Maybe someone else will have a better answer but in similar situations I've seen the derivation simply downloads a compiled release directly.

I ran into the same issue trying to package silverbullet which uses deno and I gave up, later I saw it was added to nixpkgs by just downloading the github release.

[-] [email protected] 1 points 6 months ago

Found the solution (I think): basically it should just work as expected if you just add outputHashAlgo, outputHashMode and outputHash to your derivation.

documentation
article

[-] [email protected] 2 points 6 months ago

That will only work if it is reproducible. Given that it downloads random shit from the internet, that's unlikely.

To package this properly, you need to build a derivation that can use a lock file to bundle the deps into some sort of stable format. This is how go's vendoring works.

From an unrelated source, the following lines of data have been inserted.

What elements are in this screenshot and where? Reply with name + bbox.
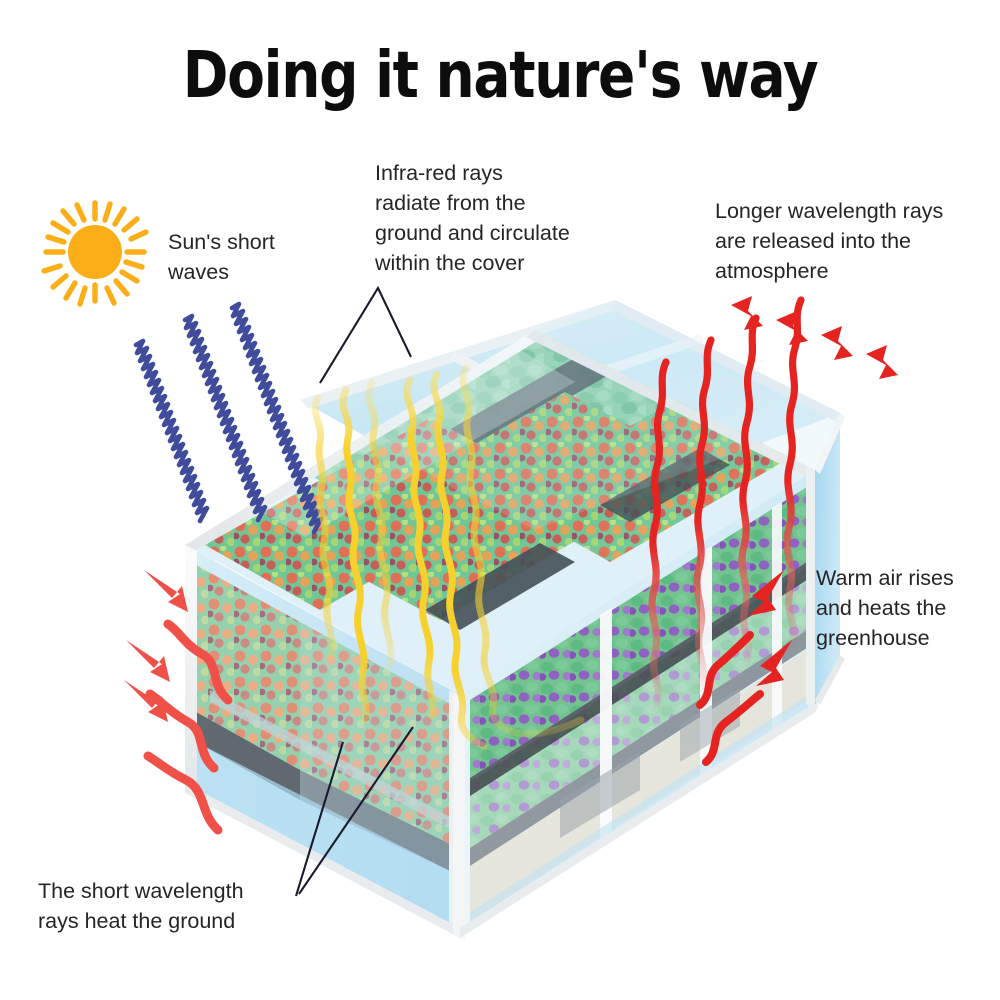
sun-icon: [44, 203, 146, 304]
label-longer-wavelength-rays: Longer wavelength rays are released into…: [715, 196, 975, 286]
label-short-wavelength-ground: The short wavelength rays heat the groun…: [38, 876, 308, 936]
infographic-canvas: Doing it nature's way: [0, 0, 1000, 1000]
label-warm-air-rises: Warm air rises and heats the greenhouse: [816, 563, 1000, 653]
sun-icon-layer: [0, 0, 1000, 1000]
label-infra-red-rays: Infra-red rays radiate from the ground a…: [375, 158, 615, 278]
label-sun-short-waves: Sun's short waves: [168, 227, 358, 287]
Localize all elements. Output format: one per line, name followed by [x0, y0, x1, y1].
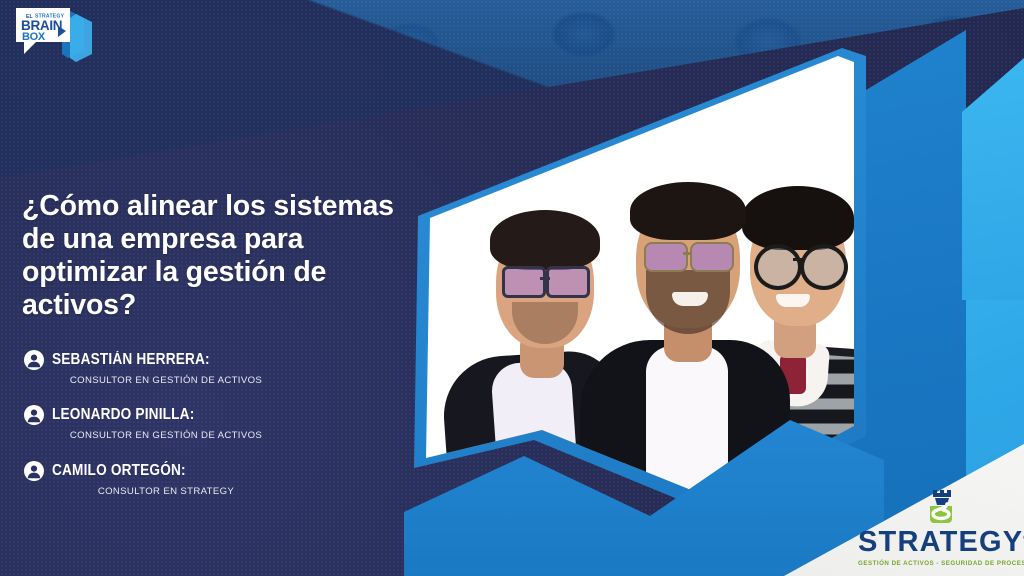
person-left-glasses-bridge: [540, 277, 550, 280]
brain-box-line4: BOX: [22, 31, 46, 43]
chess-rook-icon: [914, 486, 968, 526]
speaker-role: CONSULTOR EN GESTIÓN DE ACTIVOS: [32, 375, 300, 387]
page-title: ¿Cómo alinear los sistemas de una empres…: [22, 190, 422, 322]
person-left-glasses-right-lens: [546, 266, 590, 298]
person-icon: [24, 350, 44, 370]
person-right-glasses-right-lens: [800, 244, 848, 290]
person-right-glasses-bridge: [793, 258, 802, 261]
person-center-glasses-bridge: [683, 252, 692, 255]
person-center-hair: [630, 182, 746, 240]
strategy-logo: STRATEGY® GESTIÓN DE ACTIVOS - SEGURIDAD…: [858, 486, 1024, 572]
person-center-glasses-right-lens: [690, 242, 734, 272]
speakers-list: SEBASTIÁN HERRERA: CONSULTOR EN GESTIÓN …: [24, 350, 414, 516]
person-right-smile: [776, 294, 810, 307]
person-icon: [24, 405, 44, 425]
person-left-hair: [490, 210, 600, 270]
speaker-name: LEONARDO PINILLA:: [52, 406, 194, 424]
person-center-glasses-left-lens: [644, 242, 688, 272]
brain-box-logo: EL STRATEGY BRAIN BOX: [6, 4, 114, 66]
person-left-glasses-left-lens: [502, 266, 546, 298]
speaker-item-3: CAMILO ORTEGÓN: CONSULTOR EN STRATEGY: [24, 461, 414, 498]
speaker-name: SEBASTIÁN HERRERA:: [52, 351, 210, 369]
strategy-tagline: GESTIÓN DE ACTIVOS - SEGURIDAD DE PROCES…: [858, 560, 1024, 567]
person-center-smile: [672, 292, 708, 306]
speaker-item-1: SEBASTIÁN HERRERA: CONSULTOR EN GESTIÓN …: [24, 350, 414, 387]
person-right-hair: [742, 186, 854, 250]
speaker-role: CONSULTOR EN GESTIÓN DE ACTIVOS: [32, 430, 300, 442]
person-right-glasses-left-lens: [754, 244, 802, 290]
person-icon: [24, 461, 44, 481]
slide-canvas: EL STRATEGY BRAIN BOX ¿Cómo alinear los …: [0, 0, 1024, 576]
speaker-item-2: LEONARDO PINILLA: CONSULTOR EN GESTIÓN D…: [24, 405, 414, 442]
speaker-name: CAMILO ORTEGÓN:: [52, 462, 186, 480]
strategy-wordmark-text: STRATEGY: [858, 526, 1023, 558]
speaker-role: CONSULTOR EN STRATEGY: [32, 486, 300, 498]
strategy-wordmark: STRATEGY®: [858, 528, 1024, 557]
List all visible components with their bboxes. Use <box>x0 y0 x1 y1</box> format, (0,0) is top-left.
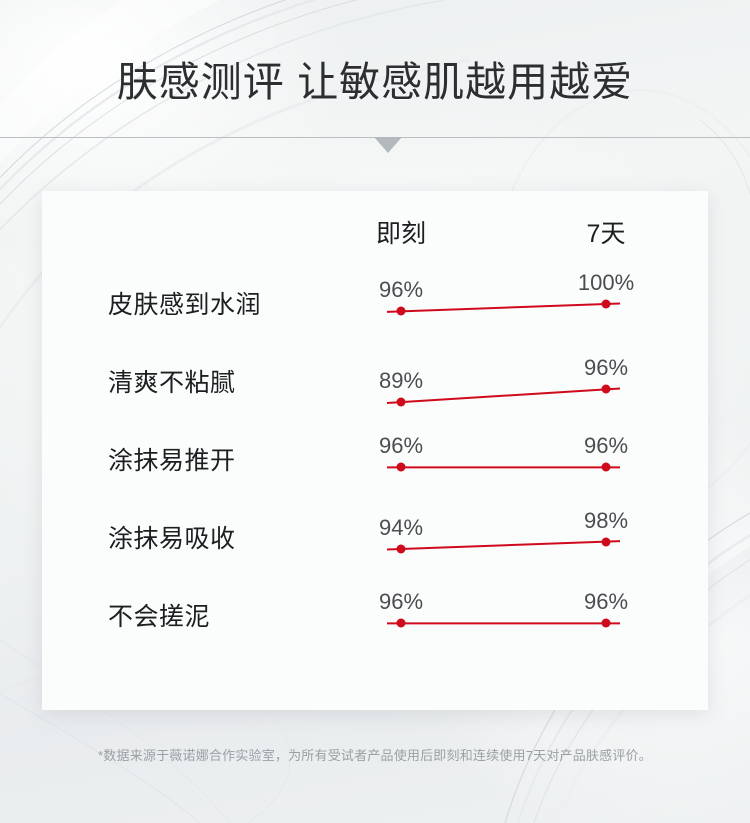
row-label: 涂抹易推开 <box>108 441 236 477</box>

[-] [email protected] 1 points 6 months ago

Given that it downloads random shit from the internet

You seem to trust the javascript ecosystem just as much as I do :)

Jokes aside, the repo has a lock file so it should actually be fine (time will tell)

[-] [email protected] 1 points 6 months ago

Having a record which defines exactly what to fetch is the necessary condition, not the sufficient condition.

The actual artifacts fetched to disk must be stable, not just the record.

[-] [email protected] 0 points 6 months ago

Until someone rewrites git history and screws up your build

[-] [email protected] 1 points 6 months ago

That'd hit the source fetcher just as much. That's an issue on a different layer.